Futures are down this morning with the /ES back beneath the 1,000 level, currently hanging around 995ish.
Goldman’s ICSC (suspect data) Same Stores Sales data showed a decrease in sales on a week over week basis of -.2% (prior +1.0%), and on a year over year basis fell .7%, which I believe to be completely disconnected from reality. Of course Econoday and the rest of the media have no choice but to go with it, it’s how they earn their living – welcome to Enron USA:
Overall sales for the week ending August 1 declined by 0.2 percent according to the International Council of Shopping Centers, Inc. (ICSC) and Goldman Sachs. On the year sales were down 0.7 percent. The decline was attributed to the later back to school state sales tax holiday dates which put downward pressure on the yearly comparison. However, sales should be lifted for the current week. According to ICSC, July retail sales will probably be weak due to several factors including sharp price markdowns on clearance items, more limited inventories to clear and cooler than normal temperature for the month.
Got it? It was cooler in July (where?) and thus we are making an excuse that is just completely out of left field and probably nobody will say anything about and, oh, just shop, shop, shop, and charge it, it’s the American way to be.
Of course the Redbook, which is somewhat more realistic, showed a 5.4% drop year over year. This is all Econoday could muster on that one, no excuses as evidently blaming consistent falls month after month on the weather is a little too obvious here and besides, Goldman’s analysts weren’t involved to tell the media what to think… “Redbook continues to show weak retail spending, down a year-on-year 5.4 percent for a 1.6 percent August 1 week-to-June drop.”
And we learn that personal income only dropped 3.4% on a year over year basis in June. The media is touting a .4% increase in consumer spending on a month over month basis, but they simply neglect to point out that it’s down 2.2% year over year. Lot’s of excuses flying around for this one. Of course falling income and increasing expenditures means that the savings rate fell substantially, coming back from 6.2% to 4.6%.
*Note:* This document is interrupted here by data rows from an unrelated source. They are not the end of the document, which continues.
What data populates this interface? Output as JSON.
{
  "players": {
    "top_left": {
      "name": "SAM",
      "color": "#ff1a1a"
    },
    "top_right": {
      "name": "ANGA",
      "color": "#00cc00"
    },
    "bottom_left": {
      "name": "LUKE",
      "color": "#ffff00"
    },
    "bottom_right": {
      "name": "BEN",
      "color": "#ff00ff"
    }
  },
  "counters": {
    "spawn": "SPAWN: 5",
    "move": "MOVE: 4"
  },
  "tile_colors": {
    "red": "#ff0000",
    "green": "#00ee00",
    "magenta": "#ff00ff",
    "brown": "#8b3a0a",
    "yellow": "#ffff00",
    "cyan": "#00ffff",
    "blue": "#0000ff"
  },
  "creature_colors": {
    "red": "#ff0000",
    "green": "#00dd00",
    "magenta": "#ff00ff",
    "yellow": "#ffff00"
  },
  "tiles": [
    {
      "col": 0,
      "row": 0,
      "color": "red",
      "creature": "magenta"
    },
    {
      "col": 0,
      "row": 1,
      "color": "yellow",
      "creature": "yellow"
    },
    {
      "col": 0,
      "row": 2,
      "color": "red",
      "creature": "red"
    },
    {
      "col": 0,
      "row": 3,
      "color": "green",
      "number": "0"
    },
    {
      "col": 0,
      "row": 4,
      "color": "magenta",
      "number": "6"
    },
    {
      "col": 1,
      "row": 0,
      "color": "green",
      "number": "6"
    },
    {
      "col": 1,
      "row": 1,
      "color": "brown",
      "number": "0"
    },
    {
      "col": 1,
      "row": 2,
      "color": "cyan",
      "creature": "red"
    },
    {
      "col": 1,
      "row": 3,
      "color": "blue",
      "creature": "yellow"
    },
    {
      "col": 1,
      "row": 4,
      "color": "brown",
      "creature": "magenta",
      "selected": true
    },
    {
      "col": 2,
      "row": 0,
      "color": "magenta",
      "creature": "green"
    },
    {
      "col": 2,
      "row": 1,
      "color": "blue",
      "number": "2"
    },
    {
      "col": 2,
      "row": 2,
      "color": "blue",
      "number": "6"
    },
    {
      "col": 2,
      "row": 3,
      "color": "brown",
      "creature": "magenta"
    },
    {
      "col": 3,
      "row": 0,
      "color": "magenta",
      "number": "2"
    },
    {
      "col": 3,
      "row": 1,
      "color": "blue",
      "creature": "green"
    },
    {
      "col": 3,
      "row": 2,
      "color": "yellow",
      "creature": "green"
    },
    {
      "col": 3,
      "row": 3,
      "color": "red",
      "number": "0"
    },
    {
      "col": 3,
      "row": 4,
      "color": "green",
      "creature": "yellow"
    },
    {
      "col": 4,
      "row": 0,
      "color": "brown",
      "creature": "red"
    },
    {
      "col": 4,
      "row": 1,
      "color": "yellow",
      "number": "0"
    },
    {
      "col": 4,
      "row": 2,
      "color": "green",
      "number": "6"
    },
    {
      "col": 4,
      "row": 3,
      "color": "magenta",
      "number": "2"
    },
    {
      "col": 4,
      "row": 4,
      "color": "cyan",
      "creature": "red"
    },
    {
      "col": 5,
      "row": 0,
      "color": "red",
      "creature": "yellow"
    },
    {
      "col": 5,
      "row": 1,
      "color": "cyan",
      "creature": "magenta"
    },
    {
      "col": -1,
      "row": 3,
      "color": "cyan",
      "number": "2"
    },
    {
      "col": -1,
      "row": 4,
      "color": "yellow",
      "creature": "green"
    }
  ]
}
Personal income in June fell back heavily due mostly to an end to a specific fiscal stimulus program. Meanwhile, spending and inflation were up. Personal income fell a sharp 1.3 percent after jumping a revised 1.3 percent in May. The drop was worse than the consensus forecast for a 1.1 percent decrease. June's fall was primarily due to a 5.9 percent fall in transfer payments which had spiked 8.0 percent in May from one-time payments under the American Recovery and Reinvestment Act of 2009. In the latest month, the wages and salaries component dropped 0.4 percent after dipping 0.1 percent in May. Consumer spending jumped 0.4 percent after edging up 0.1 percent in May. However, June's gain was price related from higher gasoline prices.
The boost in consumer spending was led by a 1.7 percent surge in nondurables which includes gasoline. Durables slipped 0.2 percent while services edged up a meager 0.1 percent. Inflation was behind the latest rise in consumer spending as real PCEs slipped 0.1 percent in June, following no change the month before.
PCE inflation made a strong comeback on energy costs. The headline PCE price index spiked 0.5 percent, following a 0.1 percent uptick in May. Meanwhile, the core PCE price index firmed to a 0.2 percent increase in June after edging up 0.1 percent in May. The markets had expected a 0.2 percent rise in core inflation for the latest month.
Year on year, personal income growth decreased to minus 3.4 percent from minus 2.2 percent in May. Headline PCE inflation eased to down 0.4 percent from down 0.3 percent the prior month. Year-ago core PCE inflation eased--to 1.5 percent from 1.6 percent in May.
Today's report shows the consumer sector getting hit hard in the wallet as income fell and prices rose. However, all of the numbers were very close to market expectations and should be already baked into the mix.
Not to worry, it’s “baked into the mix.”
Pending Home Sales come out at 10 Eastern.
Technically we’re at a very important spot. The 999 level represents a 50% advance of 666, and that level is very close to a 38.2% retrace of the entire bear market. I’m sticking with my call that the economy is in much worse shape than reported, there are many, many shoes still being juggled, the markets are EXTREMELY OVERVALUED and they will eventually gravitate to reality.
Yesterday’s move up was probably enough to satisfy the large move called for by Friday’s small move in the McClelland.
Watch the XLF today. Yesterday it produced a gap up in the chart and a clear air hammer. It is going to gap down this morning, and if that holds will produce a shooting star.
I’ll be taking care of my father and running errands most of the day today, but will check in when I can.